Repo for some exploratory/experimental serverless webmapping work. This is intended to develop some proof-of-concept work for showing large spatial datasets in webmaps without relying infrastructure beyond basic webserver functionality (e.g., in GitHub pages, Netlify, or similar) and bucket file storage (e.g., S3).
Questions about this work should be directed to Mike Treglia, Lead Scientist of the NY Cities Program at The Nature Conservancy at michael.treglia@tnc.org
Live Example Here (subject to change)
This example shows a full dataset of the estimated opportunity for new tree canopy in NYC. The vector dataset displayed is the actual practical canopy data layer availble from Zenodo, described in a Frontiers in Sustainable Cities paper.
This work relies on the Protomaps project, in particular, an associated format for storing tiled vector data, PMTiles. Descriptions of how this PMTiles can be used is documented at the links above and in the associated GitHub repository.

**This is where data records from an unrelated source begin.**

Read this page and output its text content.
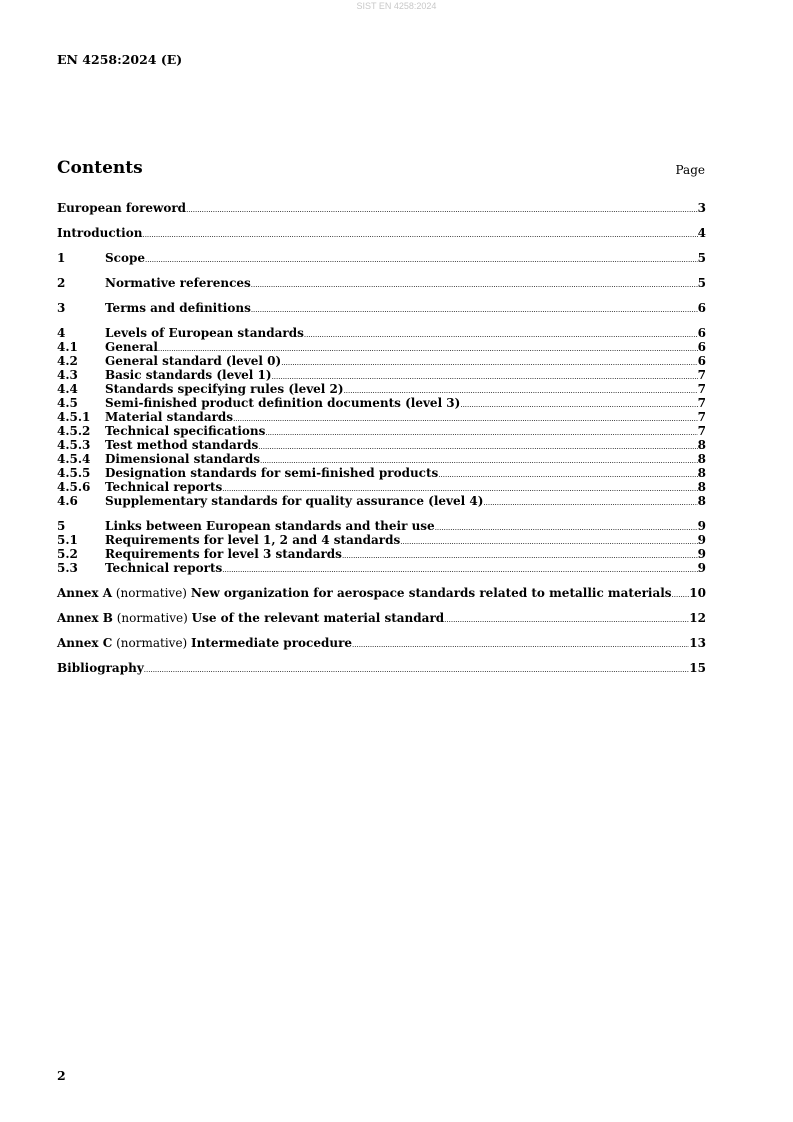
SIST EN 4258:2024
EN 4258:2024 (E)
Contents	Page
European foreword .....	3
Introduction .....	4
1	Scope .....	5
2	Normative references .....	5
3	Terms and definitions .....	6
4	Levels of European standards .....	6
4.1	General .....	6
4.2	General standard (level 0) .....	6
4.3	Basic standards (level 1) .....	7
4.4	Standards specifying rules (level 2) .....	7
4.5	Semi-finished product definition documents (level 3) .....	7
4.5.1	Material standards .....	7
4.5.2	Technical specifications .....	7
4.5.3	Test method standards .....	8
4.5.4	Dimensional standards .....	8
4.5.5	Designation standards for semi-finished products .....	8
4.5.6	Technical reports .....	8
4.6	Supplementary standards for quality assurance (level 4) .....	8
5	Links between European standards and their use .....	9
5.1	Requirements for level 1, 2 and 4 standards .....	9
5.2	Requirements for level 3 standards .....	9
5.3	Technical reports .....	9
Annex A (normative) New organization for aerospace standards related to metallic materials ..... 10
Annex B (normative) Use of the relevant material standard .....	12
Annex C (normative) Intermediate procedure .....	13
Bibliography .....	15
2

In this work, key steps involved so far have been:
-
Converet the vector dataset to a format suitable for the vector tiling tool, tippecanoe. In this case, we converted from a gpkg file to geojson using the command line ogr2ogr tool in gdal:
ogr2ogr -t_srs EPSG:4326 nyc_practicalcanopy.json nyc_practicalcanopy.gpkg nyc_practicalcanopy
-
Convert the geojson file to a tiled vector dataset in the pmtiles format using tippecanoe:
tippecanoe -zg -P --drop-densest-as-needed --projection=EPSG:4326 -o nyc_practicalcanopy.pmtiles -l nyc_practicalcanopy nyc_practicalcanopy.json
-
Leverage the PMTiles javascript library in conjunction with leaflet.js for webmapping to put together an interactive map. This can leverage local files, or files in a cloud storage bucket.
Live Example Here (subject to change)
This example shows some of the high resolution land cover data for NYC from 2017, initially for a small area.
This work relies on the cloud-optimized specification of the geotiff format (Cloud Optimized Geotiff a.k.a. COG), and the georaster-layer-for-leaflet (in combination with leaflet.js for the webmapping).
In terms of steps used to achieve the working proof-of-concept, the landcover data were downloaded from the NYC Open Data Portal, and a small sample area was extracted and exported using QGIS. In terms of processing the data and putting together the webmap the general steps look like::
- Convert file into a COG using
gdal_translate
.
gdal_translate sample_4326.tif -o sample_4326_cog.tif -of COG
- Note - initial attempts using Lat/Long coordinates (EPSG 4326) were not successful with the webmap, so
gdal_warp
was used to reproject the data.
- Leverage georaster-layer-for-leaflet (in combination with leaflet.js for the webmapping.